By Jim EllisAug. 1, 2019 — It looks like the House GOP retirement cavalcade of the past week is continuing. Reports surfaced overnight yesterday that Texas Rep. Mike Conaway (R-Midland) would announce his retirement from Congress after what will be 16 years in office at the end of the current term. He did so yesterday in an afternoon press conference in Midland, Texas, which opens the 15th House seat in this election cycle, and the fifth in the past week.
Though the last five seats all come from the Republican side, four are safe for the party and will produce GOP successors. The eventual Republican nominee in the TX-22 seat, from which Rep. Pete Olson (R-Sugar Land) is departing, will still be favored next November, but this district will be competitive.Texas’ 11th District is the third-safest Republican seat in the nation, at least on the 2016 Trump presidential scale. The president received 78 percent of the vote from this west Texas constituency, and the eventual GOP nominee will become a prohibitive favorite in the 2020 general election.
The 11th District is anchored in the Midland-Odessa region deep in west Texas, moves east to annex the city of San Angelo, and then travels northeast almost to the outer Ft. Worth suburbs. The district contains 27 counties and parts of two others.

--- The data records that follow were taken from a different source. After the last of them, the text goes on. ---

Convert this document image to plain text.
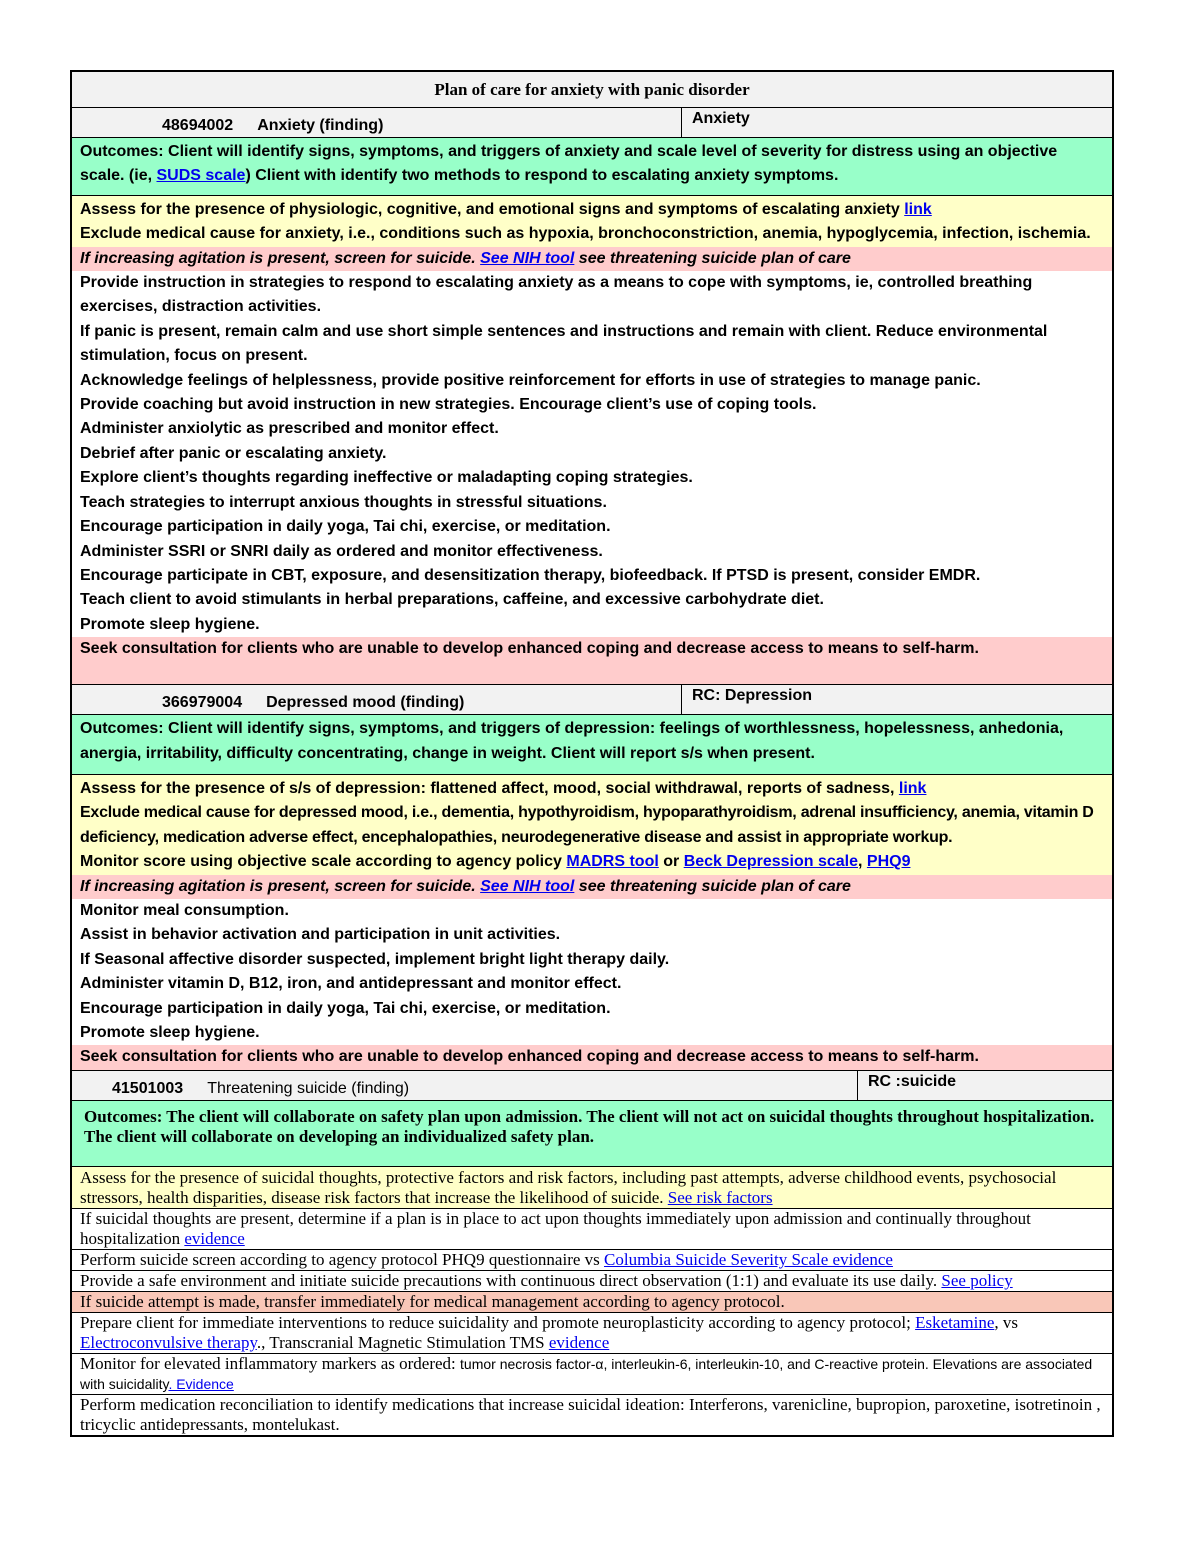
Plan of care for anxiety with panic disorder
48694002 Anxiety (finding)	Anxiety
Outcomes: Client will identify signs, symptoms, and triggers of anxiety and scale level of severity for distress using an objective scale. (ie, SUDS scale) Client with identify two methods to respond to escalating anxiety symptoms.
Assess for the presence of physiologic, cognitive, and emotional signs and symptoms of escalating anxiety link
Exclude medical cause for anxiety, i.e., conditions such as hypoxia, bronchoconstriction, anemia, hypoglycemia, infection, ischemia.
If increasing agitation is present, screen for suicide. See NIH tool see threatening suicide plan of care
Provide instruction in strategies to respond to escalating anxiety as a means to cope with symptoms, ie, controlled breathing exercises, distraction activities.
If panic is present, remain calm and use short simple sentences and instructions and remain with client. Reduce environmental stimulation, focus on present.
Acknowledge feelings of helplessness, provide positive reinforcement for efforts in use of strategies to manage panic.
Provide coaching but avoid instruction in new strategies. Encourage client’s use of coping tools.
Administer anxiolytic as prescribed and monitor effect.
Debrief after panic or escalating anxiety.
Explore client’s thoughts regarding ineffective or maladapting coping strategies.
Teach strategies to interrupt anxious thoughts in stressful situations.
Encourage participation in daily yoga, Tai chi, exercise, or meditation.
Administer SSRI or SNRI daily as ordered and monitor effectiveness.
Encourage participate in CBT, exposure, and desensitization therapy, biofeedback. If PTSD is present, consider EMDR.
Teach client to avoid stimulants in herbal preparations, caffeine, and excessive carbohydrate diet.
Promote sleep hygiene.
Seek consultation for clients who are unable to develop enhanced coping and decrease access to means to self-harm.
366979004 Depressed mood (finding)	RC: Depression
Outcomes: Client will identify signs, symptoms, and triggers of depression: feelings of worthlessness, hopelessness, anhedonia, anergia, irritability, difficulty concentrating, change in weight. Client will report s/s when present.
Assess for the presence of s/s of depression: flattened affect, mood, social withdrawal, reports of sadness, link
Exclude medical cause for depressed mood, i.e., dementia, hypothyroidism, hypoparathyroidism, adrenal insufficiency, anemia, vitamin D deficiency, medication adverse effect, encephalopathies, neurodegenerative disease and assist in appropriate workup.
Monitor score using objective scale according to agency policy MADRS tool or Beck Depression scale, PHQ9
If increasing agitation is present, screen for suicide. See NIH tool see threatening suicide plan of care
Monitor meal consumption.
Assist in behavior activation and participation in unit activities.
If Seasonal affective disorder suspected, implement bright light therapy daily.
Administer vitamin D, B12, iron, and antidepressant and monitor effect.
Encourage participation in daily yoga, Tai chi, exercise, or meditation.
Promote sleep hygiene.
Seek consultation for clients who are unable to develop enhanced coping and decrease access to means to self-harm.
41501003 Threatening suicide (finding)	RC :suicide
Outcomes: The client will collaborate on safety plan upon admission. The client will not act on suicidal thoughts throughout hospitalization. The client will collaborate on developing an individualized safety plan.
Assess for the presence of suicidal thoughts, protective factors and risk factors, including past attempts, adverse childhood events, psychosocial stressors, health disparities, disease risk factors that increase the likelihood of suicide. See risk factors
If suicidal thoughts are present, determine if a plan is in place to act upon thoughts immediately upon admission and continually throughout hospitalization evidence
Perform suicide screen according to agency protocol PHQ9 questionnaire vs Columbia Suicide Severity Scale evidence
Provide a safe environment and initiate suicide precautions with continuous direct observation (1:1) and evaluate its use daily. See policy
If suicide attempt is made, transfer immediately for medical management according to agency protocol.
Prepare client for immediate interventions to reduce suicidality and promote neuroplasticity according to agency protocol; Esketamine, vs Electroconvulsive therapy., Transcranial Magnetic Stimulation TMS evidence
Monitor for elevated inflammatory markers as ordered: tumor necrosis factor-α, interleukin-6, interleukin-10, and C-reactive protein. Elevations are associated with suicidality. Evidence
Perform medication reconciliation to identify medications that increase suicidal ideation: Interferons, varenicline, bupropion, paroxetine, isotretinoin , tricyclic antidepressants, montelukast.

In addition to posting 78 percent for Trump, Mitt Romney earned 79 percent, and John McCain recorded 76 percent support in 2008.
More than 70 percent of the congressional district lies in two state Senate seats, the latter districts actually being larger than federal CDs. Interestingly, those two Senate seats are anchored in cities, Lubbock and Amarillo, that lie as population anchors of different congressional districts. Therefore, Sens. Chris Perry (R-Lubbock) or Kel Seliger (R-Amarillo) will have a smaller political base in the 11th CD than one would guess from looking at the district overlay map.
Several state House districts are contained within the Conaway congressional district and several sitting members could enter a Republican primary. The person in potentially the best position is Odessa Rep. Brooks Landgraf, but several others represent significant portions. The Midland state representative, former state House Speaker Tom Craddick who was first elected in 1968, will not be a congressional candidate.
Of the four retirements and one federal nomination announced during the past week, three of the seats are located in Texas: the 11th, the aforementioned 22nd District, and the 4th CD that Rep. John Ratcliffe (R-Heath/Rockwall) will vacate when he is confirmed as the nation’s Director of the Office of National Intelligence.
In addition to these three, Reps. Paul Mitchell (R-MI) and Martha Roby (R-AL) have also announced that they will not seek re-election. Of the 15 open House seats, 12 are current Republican seats, meaning the Republicans’ chances of re-claiming the House majority become more difficult than had all of their incumbents remained in office and sought re-election.
Among other committee assignments, Texas will lose two members of the House Intelligence Committee, Reps. Conaway and Ratcliffe, and Rep. Olson’s seat on the Energy & Commerce Committee.